Prior Restraint and the Student Press: Hazelwood School Dist. v. Kuhlmeier (1988) In May 1983 the editors of the Spectrum, Hazelwood East High School’s newspaper, planned to publish articles on divorce and teenage pregnancy. The Principal pulled two pages of the article because, in his view: “The students and families in the articles were described in such a way that the readers could tell who they were. When it became clear that [they] were going to tread on the right to privacy of students and their parents, I stepped in to stop the process.”

Hazelwood School Dist. v. Kuhlmeier (1988) Justice Byron White held for the conservative 5-3 majority that while students have rights, because of the school environment and their age, their rights are not coextensive with the rights of adults in other settings. The school newspaper, while run by student reporters and editors, was “a supervised learning experience for journalism students. Accordingly, school officials were entitled to regulate the contents of Spectrum in any reasonable manner. It is this standard, rather than our decision in Tinker [v. Des Moines (1969)], that governs this case.” In Tinker student expression was to be merely tolerated by the school as where in this case, student expression would appear under the name of and made with the resources of the school.
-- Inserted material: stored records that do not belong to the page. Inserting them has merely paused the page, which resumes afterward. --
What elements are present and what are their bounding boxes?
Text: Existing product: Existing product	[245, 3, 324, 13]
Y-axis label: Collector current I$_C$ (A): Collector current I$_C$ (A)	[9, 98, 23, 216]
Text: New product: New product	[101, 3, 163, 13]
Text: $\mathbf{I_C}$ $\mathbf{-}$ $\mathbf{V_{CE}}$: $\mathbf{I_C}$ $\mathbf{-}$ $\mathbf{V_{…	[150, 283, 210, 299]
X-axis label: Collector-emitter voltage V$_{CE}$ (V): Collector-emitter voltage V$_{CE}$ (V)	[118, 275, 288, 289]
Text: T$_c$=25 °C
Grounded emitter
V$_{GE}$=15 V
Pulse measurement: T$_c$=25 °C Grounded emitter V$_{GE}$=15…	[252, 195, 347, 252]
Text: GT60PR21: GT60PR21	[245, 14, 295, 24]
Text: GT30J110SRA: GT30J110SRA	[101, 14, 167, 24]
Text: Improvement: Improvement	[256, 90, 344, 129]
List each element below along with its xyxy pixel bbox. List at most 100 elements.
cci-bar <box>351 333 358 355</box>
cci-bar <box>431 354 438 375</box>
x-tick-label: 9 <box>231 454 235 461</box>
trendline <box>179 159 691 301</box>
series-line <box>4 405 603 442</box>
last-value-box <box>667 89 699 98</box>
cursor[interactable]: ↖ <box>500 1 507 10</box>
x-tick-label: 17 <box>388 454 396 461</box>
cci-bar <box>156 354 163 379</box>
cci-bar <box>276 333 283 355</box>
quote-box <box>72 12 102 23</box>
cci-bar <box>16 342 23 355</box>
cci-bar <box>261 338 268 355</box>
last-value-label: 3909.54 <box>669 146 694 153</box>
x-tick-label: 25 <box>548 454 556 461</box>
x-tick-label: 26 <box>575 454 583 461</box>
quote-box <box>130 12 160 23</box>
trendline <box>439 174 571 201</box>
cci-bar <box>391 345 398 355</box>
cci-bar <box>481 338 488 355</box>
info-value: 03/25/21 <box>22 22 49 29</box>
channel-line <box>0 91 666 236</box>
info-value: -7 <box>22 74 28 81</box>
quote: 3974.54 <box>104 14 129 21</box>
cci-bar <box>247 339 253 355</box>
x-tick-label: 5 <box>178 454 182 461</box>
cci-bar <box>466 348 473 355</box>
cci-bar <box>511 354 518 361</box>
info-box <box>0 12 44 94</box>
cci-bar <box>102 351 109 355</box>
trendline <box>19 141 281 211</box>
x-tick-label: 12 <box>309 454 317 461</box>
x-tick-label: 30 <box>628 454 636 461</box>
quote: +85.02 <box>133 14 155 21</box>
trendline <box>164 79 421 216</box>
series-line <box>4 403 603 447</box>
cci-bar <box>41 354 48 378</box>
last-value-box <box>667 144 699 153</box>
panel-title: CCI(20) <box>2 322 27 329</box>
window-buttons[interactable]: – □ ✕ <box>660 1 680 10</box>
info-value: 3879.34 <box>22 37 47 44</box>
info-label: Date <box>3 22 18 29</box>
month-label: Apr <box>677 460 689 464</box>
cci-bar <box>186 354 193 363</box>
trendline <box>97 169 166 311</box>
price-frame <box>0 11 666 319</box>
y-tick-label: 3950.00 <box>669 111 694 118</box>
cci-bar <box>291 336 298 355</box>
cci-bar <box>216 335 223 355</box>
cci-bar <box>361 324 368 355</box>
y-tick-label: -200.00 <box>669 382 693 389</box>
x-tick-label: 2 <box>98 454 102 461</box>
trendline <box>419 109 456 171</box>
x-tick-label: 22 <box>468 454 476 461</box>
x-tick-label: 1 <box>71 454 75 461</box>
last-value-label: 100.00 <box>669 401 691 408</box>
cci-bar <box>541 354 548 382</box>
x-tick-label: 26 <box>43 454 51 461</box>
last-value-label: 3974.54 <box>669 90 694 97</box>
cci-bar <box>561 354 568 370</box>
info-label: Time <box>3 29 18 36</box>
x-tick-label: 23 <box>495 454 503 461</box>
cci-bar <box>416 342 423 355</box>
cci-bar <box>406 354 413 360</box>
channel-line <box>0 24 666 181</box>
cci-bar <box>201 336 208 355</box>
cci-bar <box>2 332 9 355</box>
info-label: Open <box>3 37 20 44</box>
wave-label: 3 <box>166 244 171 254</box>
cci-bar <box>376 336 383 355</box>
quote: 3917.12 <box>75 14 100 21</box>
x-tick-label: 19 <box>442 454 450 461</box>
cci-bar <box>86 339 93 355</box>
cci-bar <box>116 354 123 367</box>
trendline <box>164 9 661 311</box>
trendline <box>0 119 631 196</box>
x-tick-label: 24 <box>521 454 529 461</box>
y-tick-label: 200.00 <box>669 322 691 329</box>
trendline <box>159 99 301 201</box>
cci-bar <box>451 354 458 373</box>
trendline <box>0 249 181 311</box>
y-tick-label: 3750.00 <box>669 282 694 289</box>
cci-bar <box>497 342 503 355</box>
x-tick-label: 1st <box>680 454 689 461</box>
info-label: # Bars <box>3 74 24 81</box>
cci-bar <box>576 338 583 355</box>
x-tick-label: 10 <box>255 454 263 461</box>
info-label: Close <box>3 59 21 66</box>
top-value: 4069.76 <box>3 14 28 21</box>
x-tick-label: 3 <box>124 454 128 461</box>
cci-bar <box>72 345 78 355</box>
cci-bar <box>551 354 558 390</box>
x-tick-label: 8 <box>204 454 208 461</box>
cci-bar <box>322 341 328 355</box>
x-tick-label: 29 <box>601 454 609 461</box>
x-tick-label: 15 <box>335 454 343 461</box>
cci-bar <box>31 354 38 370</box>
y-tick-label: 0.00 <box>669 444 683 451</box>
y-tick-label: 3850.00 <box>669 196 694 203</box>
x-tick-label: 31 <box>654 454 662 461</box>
The principal “could reasonably have concluded that the students who had written and edited these articles had not sufficiently mastered those portions of the Journalism II curriculum that pertained to the treatment of controversial issues and personal attacks, the need to protect the privacy of individuals whose most intimate concerns are to be revealed in the newspaper, and ‘the legal, moral, and ethical restrictions imposed upon journalists within a school community’ that includes adolescent subjects and readers.”

Hazelwood School Dist. v. Kuhlmeier (1988) Justice William Brennan wrote in dissent: “In my view the principal…. Violated the First Amendment’s prohibitions against censorship of any student expression that neither disrupts classwork nor invades the rights of others…” “The Court opens its analysis in this case by purporting to reaffirm Tinker’s time-tested proposition that public school students ‘do not shed their constitutional rights to freedom of speech or expression at the schoolhouse gate.’ That is an ironic introduction to an opinion that denudes high school students of much of the First Amendment protection that Tinker itself prescribed.” The young men and women of Hazelwood East expected a civics lesson, but not the one the Court teaches them today.”

Conclusion Freedom of the press is not absolute and must be balanced against the police power of the state. Exceptions include obscenity, national security, incitement to violent action, and student publications. While the Court has historically been supportive of press freedom, dissenting opinions and recent cases such as Hazelwood suggest that the law is by no means clear. Because of this uncertainty, the press and the government often attempt to work together to balance their interests.

References Blackstone, William, Commentaries on the Laws of England (London, ). Emerson, Thomas I., The System of Freedom of Expression (New York: Vintage, 1970). Epstein, Lee and Thomas G. Walker, Constitutional Law for a Changing America: Rights, Liberties, and Justice, 5 th ed. (Washington, DC: CQ Press). Friendly, Fred W., Minnesota Rag (New York: Random House, 1981).